Just a day after Ukrainian President Viktor Yanukovich said
the Oct. 28 poll would help Ukraine seal a long-sought
association agreement with the European Union, Deputy Assistant
Secretary of State Thomas Melia said it could receive a “failed”
grade.

“Ukraine could find itself increasingly distant in all
directions rather than integrated in all directions,” Melia told
a conference in the Black Sea resort of Yalta attended by senior
Ukrainian officials including Prime Minister Mykola Azarov.

“The election is another important moment for national
choices, national decision-making and I think that unless or
until some significant steps are taken to improve things like
the election environment you are not going to be able to move as
closely as many of you want to Europe and the United States.”

Analysts expect Yanukovich’s Party of the Regions and its
allies to retain a majority in parliament, even though the
government has taken a hit since his election in February 2010
because of unpopular tax and pension reforms and little progress
in improving the business climate.

EU officials on Friday expressed a similar dim view of
Ukraine’s democratic progress under Yanukovich, saying the case
of jailed opposition leader Yulia Tymoshenko remained a
stumbling block to good relations

Yanukovich’s key opponent, Tymoshenko, a former prime
minister, was sentenced to seven years in prison last October on
abuse-of-office charges and cannot stand in the election,
although her party Batkivshchyna (Fatherland) is running.

Brussels and Washington have condemned Tymoshenko’s trial as
an example of selective justice and urged her release but
Yanukovich has refused to intervene.

Speaking at the same conference on Friday, Yanukovich
ignored the Tymoshenko case and said the October poll would help
Ukraine’s integration into the European mainstream, a top
priority in his foreign affairs agenda.

But Melia made it clear that Tymoshenko’s jailing would
affect the West’s judgment on the election as an exercise in
democracy.

“I think with the political prosecution, politically
directed prosecutions against certain opposition candidates,
that has serious consequences on the quality of the election
here,” Melia said.

He said some Ukrainian media were biased against the
opposition in their coverage while others, such as the TVi
television station which has complained about tax police raids
and steps reducing its audience, were under pressure.

“Some of the independent media like TVi are undergoing very
specific, directed harassment,” Melia said.

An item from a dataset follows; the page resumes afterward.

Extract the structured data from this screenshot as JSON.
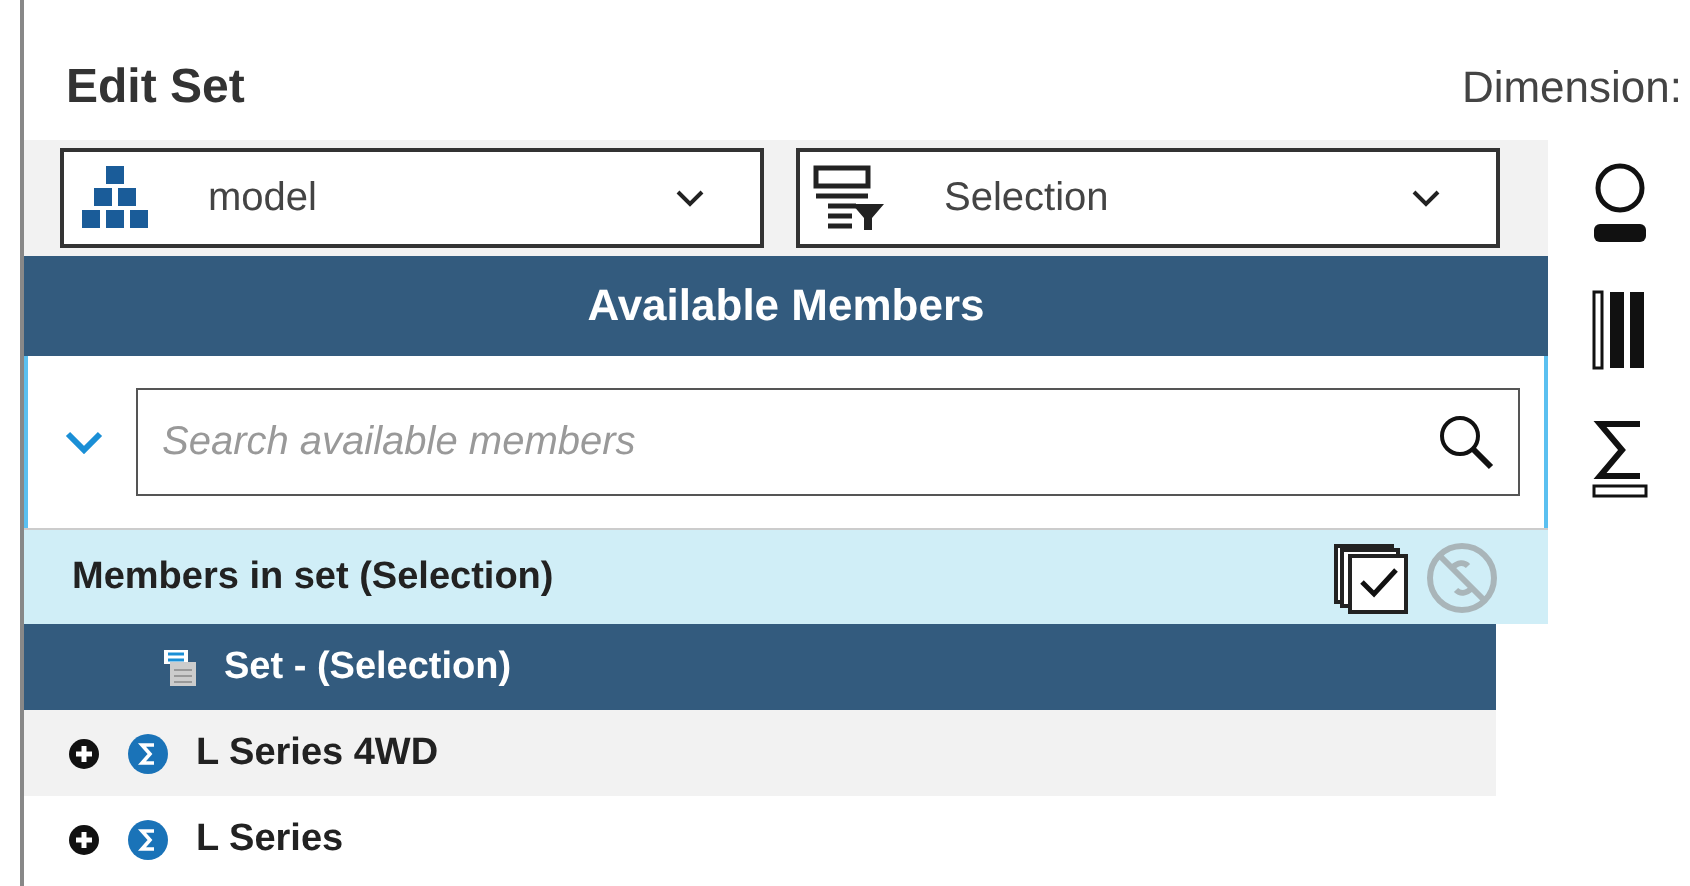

He also questioned the procedure used to appoint local
election commissions.

“The way that election administration is organised, in a
very strange way that election commissions are being selected by
lottery and major political parties are not participating in the
election commissions that administer the vote and count the
votes, that is going to have consequences for the evaluation of
this election process.”

Melia urged the government to address these issues before
the poll.

“It is time for choices to be made by Ukrainians. Good
choices will work, bad choices will have consequences. There is
a number of things that could be done yet,” he said.

“I think if the international community, the international
observers were to give a grade today on this election
environment and whether it is going to mark a step towards
Europe and the West, I think it failed that test today.”